China’s Infrastructure Boom Heading For Rapid Slowdown In 2018

Courtesy of ZeroHedge. View original post here.

There have been signs since October’s Party Congress that China’s infrastructure boom was about to cool off as the leadership seeks to contain debt levels and focus on the quality not the quantity of growth. Subway building is one sector which has seen some high-profile project cancellations. In mid-November 2017, Caixin reported that China’s top economic planning authority, the National Development and Reform Commission, was “raising the bar for subway proposals” – increasing scrutiny in terms of fiscal conditions, population and GDP. In recent weeks, we’ve seen two large subway projects shelved, one in Hohhot, the capital city of Inner Mongolia (worth 27 billion Yuan) and another in Baotou, another Inner Mongolian city (worth 30 billion Yuan). As Caixin noted.

The cancellation of the Inner Mongolia subway projects is having a ripple effect in other cities. Several city governments, including those of Xianyang in Shaanxi province and Wuhan in Hubei province, said in statements that their subway plan are unlikely to win immediate approval under the central government’s crackdown on financial risks related to borrowing for such projects.

The crackdown on local government debt, a key source of infrastructure financing, will have a knock-on effect on Chinese GDP growth.
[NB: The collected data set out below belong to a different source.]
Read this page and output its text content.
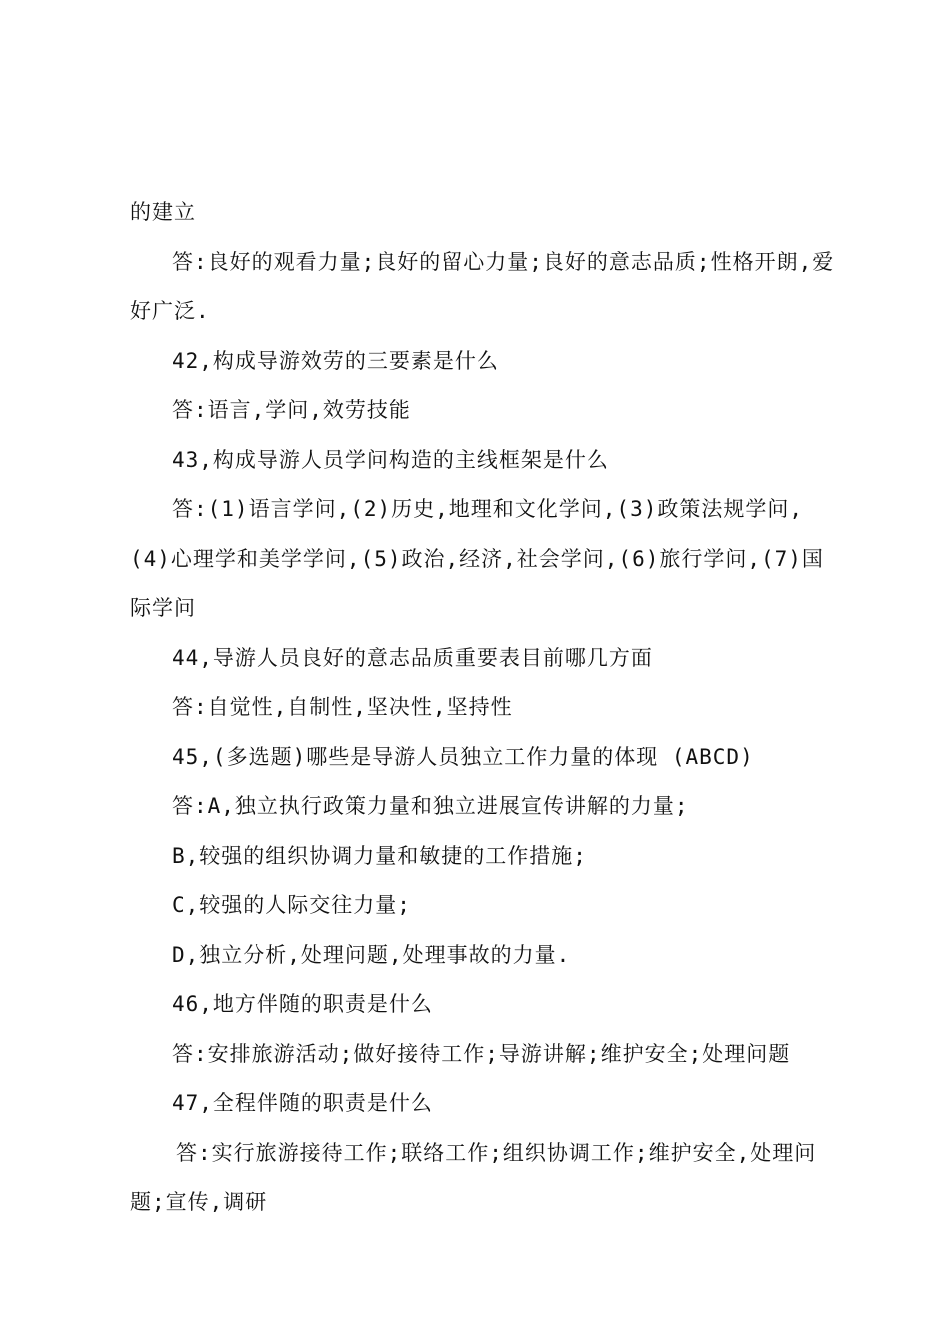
的建立

答:良好的观看力量;良好的留心力量;良好的意志品质;性格开朗,爱好广泛.

42,构成导游效劳的三要素是什么

答:语言,学问,效劳技能

43,构成导游人员学问构造的主线框架是什么

答:(1)语言学问,(2)历史,地理和文化学问,(3)政策法规学问,(4)心理学和美学学问,(5)政治,经济,社会学问,(6)旅行学问,(7)国际学问

44,导游人员良好的意志品质重要表目前哪几方面

答:自觉性,自制性,坚决性,坚持性

45,(多选题)哪些是导游人员独立工作力量的体现 (ABCD)

答:A,独立执行政策力量和独立进展宣传讲解的力量;

B,较强的组织协调力量和敏捷的工作措施;

C,较强的人际交往力量;

D,独立分析,处理问题,处理事故的力量.

46,地方伴随的职责是什么

答:安排旅游活动;做好接待工作;导游讲解;维护安全;处理问题

47,全程伴随的职责是什么

答:实行旅游接待工作;联络工作;组织协调工作;维护安全,处理问题;宣传,调研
A difficulty for China’s central planners is that the infrastructure share of Chinese fixed asset investment has been on a rising trend, surpassing 20% during 2017 versus just over 15% in early 2014. While we’ve been expecting China’s infrastructure spend to slow next year, we are surprised by the rate of slowdown estimated by Bloomberg, which surveyed a large number of forecasters.

China’s frenzied construction of roads, bridges and subways is set for a major slowdown, adding a headwind to economic growth in 2018. The nation’s fixed-asset investment in infrastructure will grow 12 percent next year, according to the median estimate in a Bloomberg survey, down from almost 20 percent in the first ten months this year. All 18 economists in the survey anticipated a moderation, adding to reports by Morgan Stanley, Goldman Sachs Group Inc. and UBS Group AG predicting a similar trend.
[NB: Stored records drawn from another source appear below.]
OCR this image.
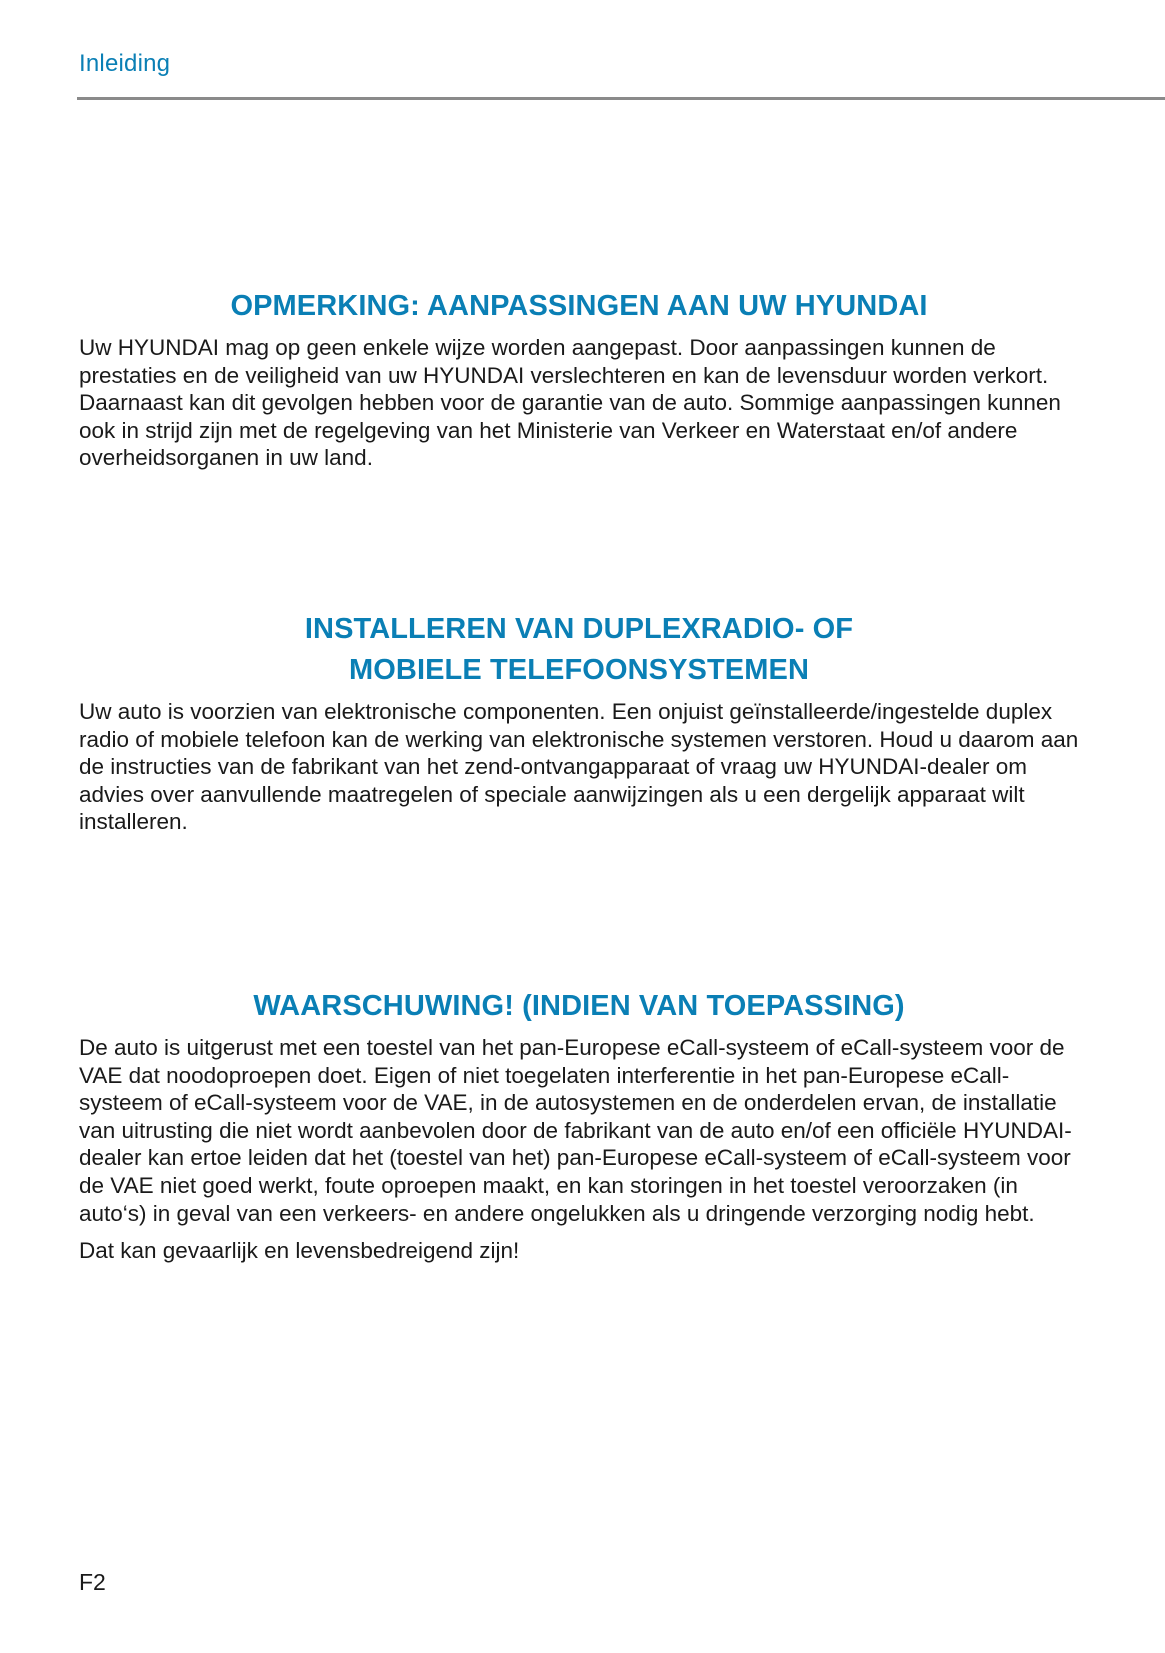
Inleiding
OPMERKING: AANPASSINGEN AAN UW HYUNDAI

Uw HYUNDAI mag op geen enkele wijze worden aangepast. Door aanpassingen kunnen de prestaties en de veiligheid van uw HYUNDAI verslechteren en kan de levensduur worden verkort. Daarnaast kan dit gevolgen hebben voor de garantie van de auto. Sommige aanpassingen kunnen ook in strijd zijn met de regelgeving van het Ministerie van Verkeer en Waterstaat en/of andere overheidsorganen in uw land.

INSTALLEREN VAN DUPLEXRADIO- OF
MOBIELE TELEFOONSYSTEMEN

Uw auto is voorzien van elektronische componenten. Een onjuist geïnstalleerde/ingestelde duplex radio of mobiele telefoon kan de werking van elektronische systemen verstoren. Houd u daarom aan de instructies van de fabrikant van het zend-ontvangapparaat of vraag uw HYUNDAI-dealer om advies over aanvullende maatregelen of speciale aanwijzingen als u een dergelijk apparaat wilt installeren.

WAARSCHUWING! (INDIEN VAN TOEPASSING)

De auto is uitgerust met een toestel van het pan-Europese eCall-systeem of eCall-systeem voor de VAE dat noodoproepen doet. Eigen of niet toegelaten interferentie in het pan-Europese eCall-systeem of eCall-systeem voor de VAE, in de autosystemen en de onderdelen ervan, de installatie van uitrusting die niet wordt aanbevolen door de fabrikant van de auto en/of een officiële HYUNDAI-dealer kan ertoe leiden dat het (toestel van het) pan-Europese eCall-systeem of eCall-systeem voor de VAE niet goed werkt, foute oproepen maakt, en kan storingen in het toestel veroorzaken (in auto‘s) in geval van een verkeers- en andere ongelukken als u dringende verzorging nodig hebt.

Dat kan gevaarlijk en levensbedreigend zijn!

F2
The cooling construction fever is taking shape as authorities renew a pledge to focus on debt management following the Communist Party Congress in October. In a rare move, China has suspended subway projects in some cities, and scrutiny has also toughened on public-private partnerships — until now a widespread way to fund projects. The easing could even threaten global capital expenditure growth, as China represents one-fifth of the world’s total investment, according to estimates by Oxford Economics.

Infrastructure investment “grew much faster than other investments in the past five years,” Larry Hu, chief China economist at Macquarie Securities Ltd. in Hong Kong, wrote in a note. “Policy makers might be able to accept slower growth for infrastructure spending from next year, as the growth in the past five years is unsustainable.”
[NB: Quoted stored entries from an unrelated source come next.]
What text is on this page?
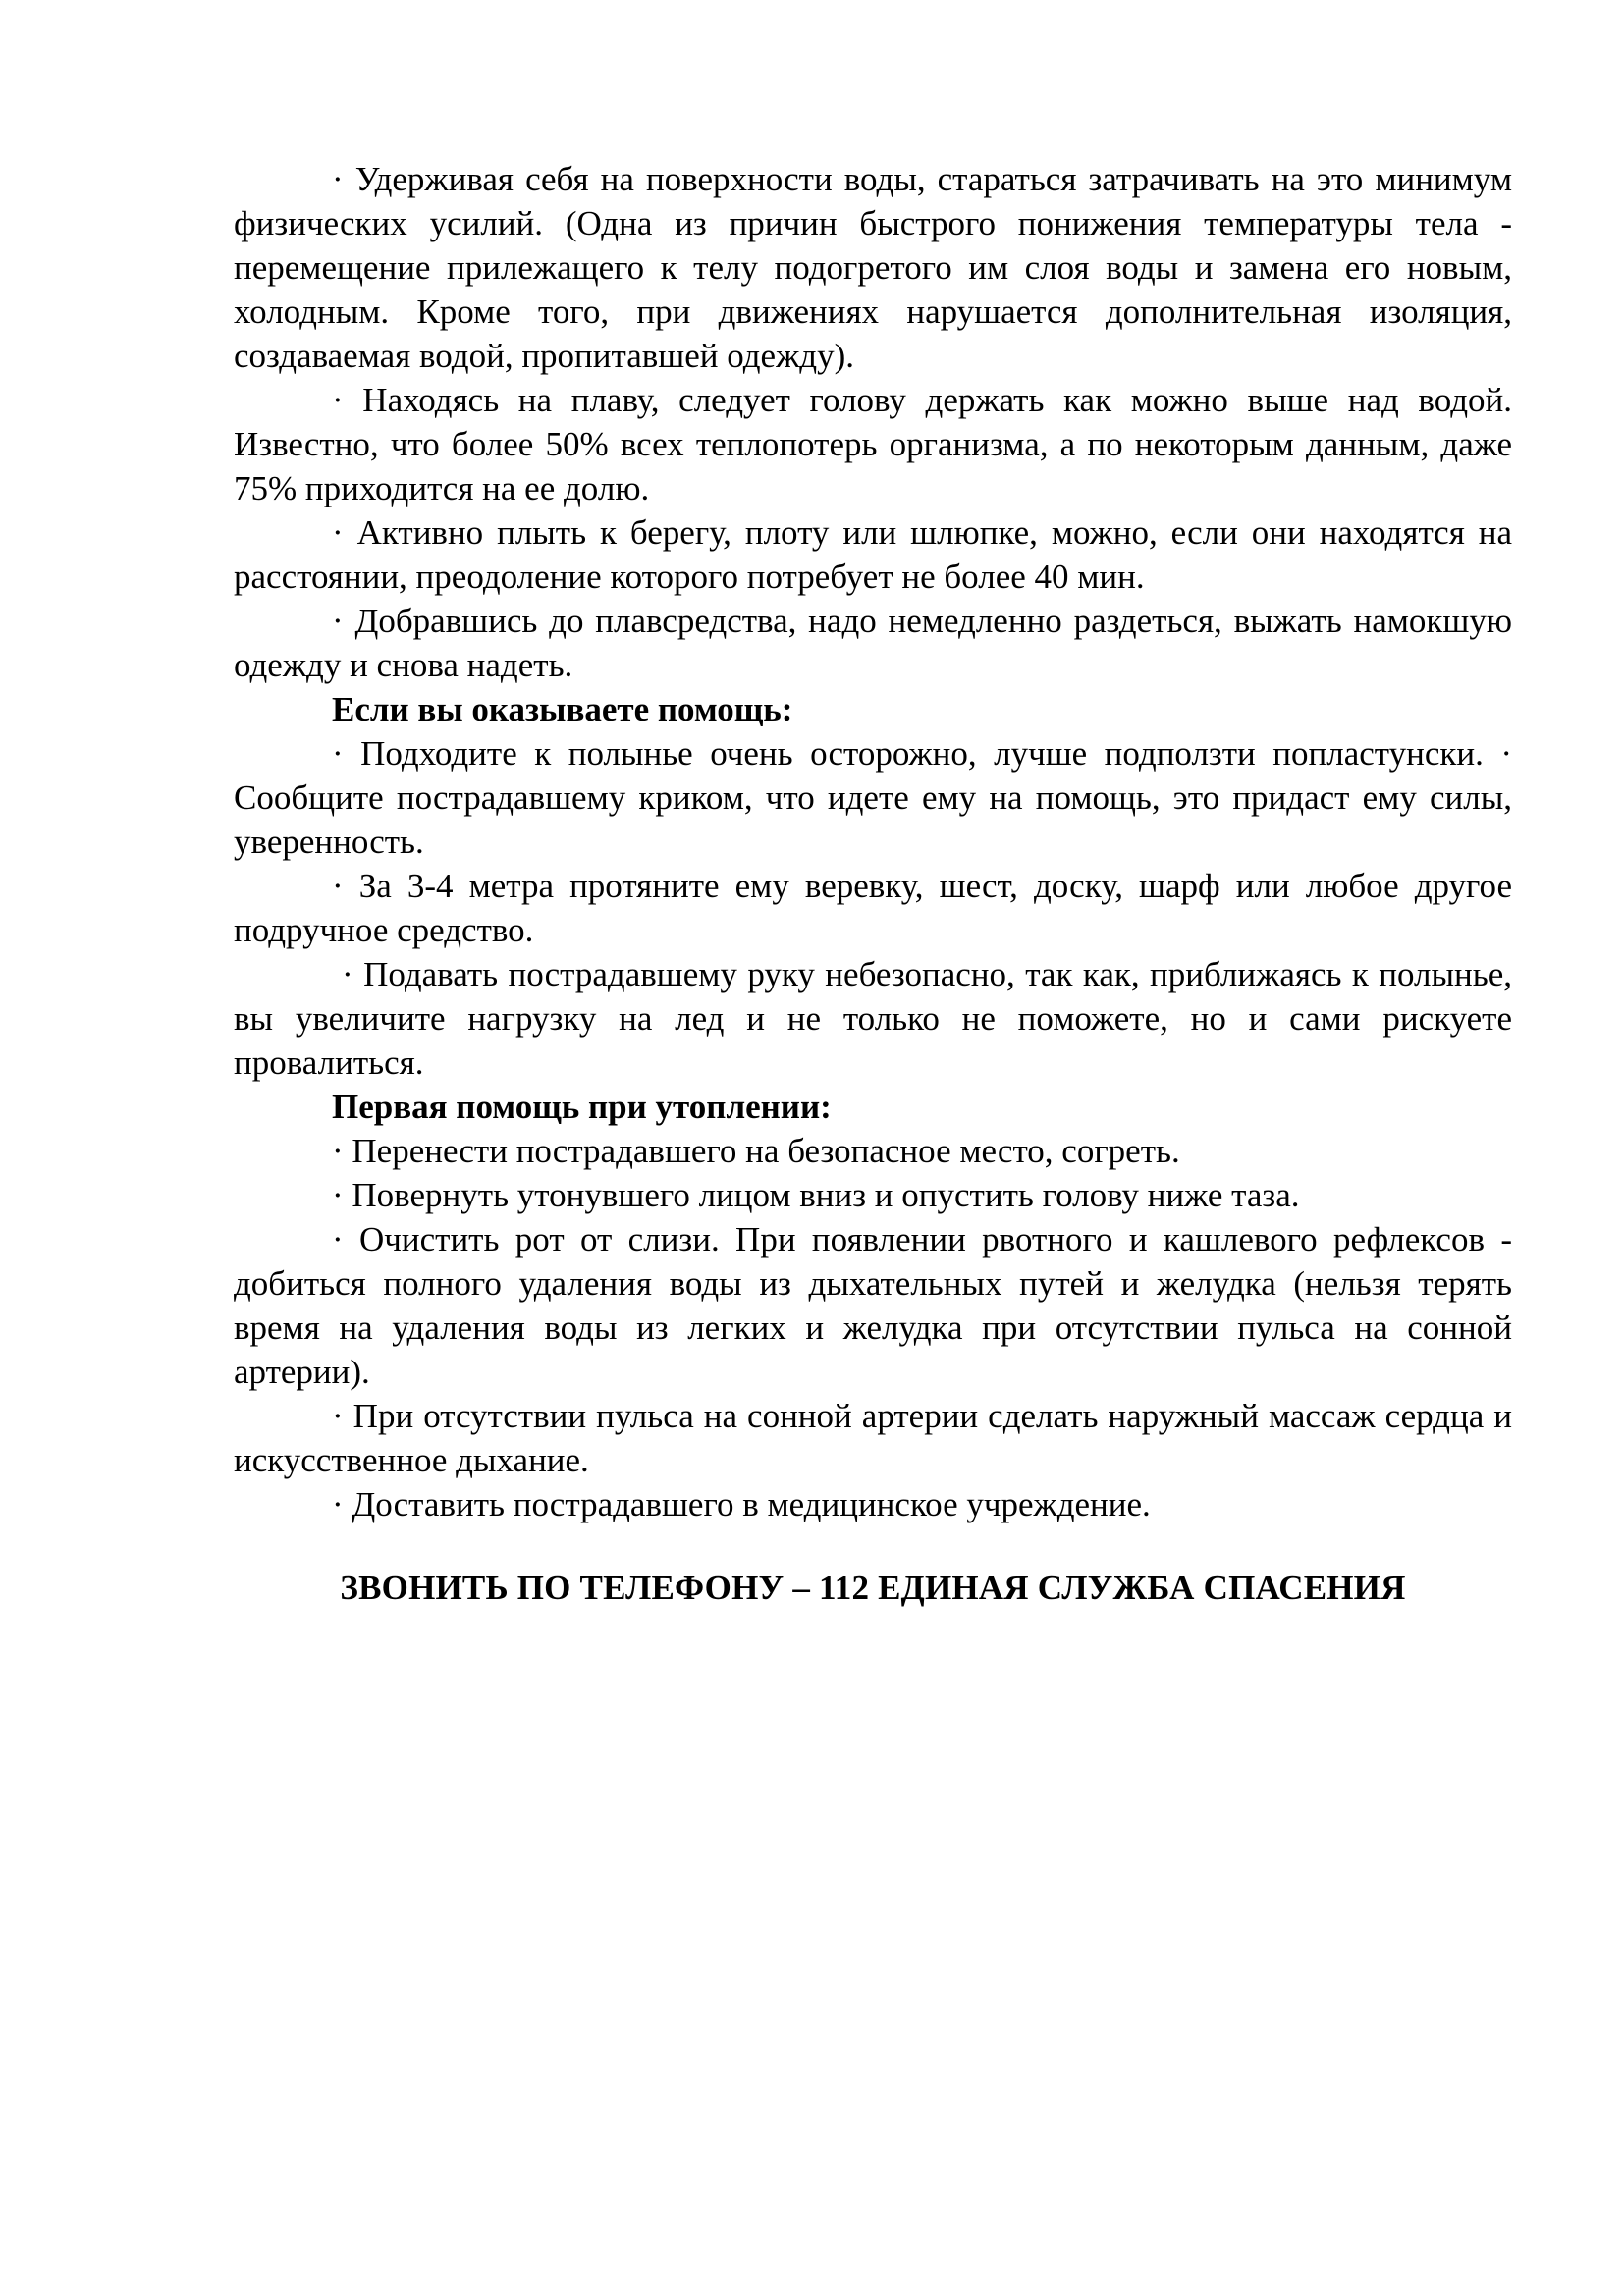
· Удерживая себя на поверхности воды, стараться затрачивать на это минимум физических усилий. (Одна из причин быстрого понижения температуры тела - перемещение прилежащего к телу подогретого им слоя воды и замена его новым, холодным. Кроме того, при движениях нарушается дополнительная изоляция, создаваемая водой, пропитавшей одежду).

· Находясь на плаву, следует голову держать как можно выше над водой. Известно, что более 50% всех теплопотерь организма, а по некоторым данным, даже 75% приходится на ее долю.

· Активно плыть к берегу, плоту или шлюпке, можно, если они находятся на расстоянии, преодоление которого потребует не более 40 мин.

· Добравшись до плавсредства, надо немедленно раздеться, выжать намокшую одежду и снова надеть.

Если вы оказываете помощь:

· Подходите к полынье очень осторожно, лучше подползти попластунски. · Сообщите пострадавшему криком, что идете ему на помощь, это придаст ему силы, уверенность.

· За 3-4 метра протяните ему веревку, шест, доску, шарф или любое другое подручное средство.

· Подавать пострадавшему руку небезопасно, так как, приближаясь к полынье, вы увеличите нагрузку на лед и не только не поможете, но и сами рискуете провалиться.

Первая помощь при утоплении:

· Перенести пострадавшего на безопасное место, согреть.

· Повернуть утонувшего лицом вниз и опустить голову ниже таза.

· Очистить рот от слизи. При появлении рвотного и кашлевого рефлексов - добиться полного удаления воды из дыхательных путей и желудка (нельзя терять время на удаления воды из легких и желудка при отсутствии пульса на сонной артерии).

· При отсутствии пульса на сонной артерии сделать наружный массаж сердца и искусственное дыхание.

· Доставить пострадавшего в медицинское учреждение.

ЗВОНИТЬ ПО ТЕЛЕФОНУ – 112 ЕДИНАЯ СЛУЖБА СПАСЕНИЯ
Slowdown or not, the scale of spending on Chinese infrastructure remains vast, about $1.7 trillion during January-October 2017. The pick-up in spending during the last two years followed efforts by the authorities to promote PPP (public-private partnerships) to finance infrastructure projects as one way to limit the growth in local government debt. As is the case with many things related to investment in China, the policy was quickly subject to abuse. In the majority of cases, the “private” partner in PPP projects turned out to be a state-owned firm, which merely added to the state’s debt burden via a different route. Eight local governments have been reprimanded by the finance ministry and the National Audit Office for “disguised borrowing”. We can only imagine the degree of abuse when local governments guaranteed returns on PPP-funded projects. According to Bloomberg.

The Ministry of Finance last month banned local governments from guaranteeing returns for private investors in PPP projects or backing a project’s debt. The national watchdog for state-owned enterprises also published rules to regulate state companies’ participation — a potential blow to a major source of funding.

“A change in central government’s attitude towards PPP does not bode well for infrastructure in 2018,” according to Yao Wei, chief China economist at Societe Generale SA in Paris. “A slowdown from the rapid pace this year looks inevitable.”

The challenges for Xi Jinping and his top bureaucrats are mounting, as 2018 looks like it will see the convergence of a host of major reforms of which slower infrastructure spending and altering PPP funding arrangements are a small part. Other major ones include cooling the property market, reducing overcapacity in heavy industry, pollution control, continuing the crackdown on corruption, deleveraging and reforming the out-of-control shadow banking sector.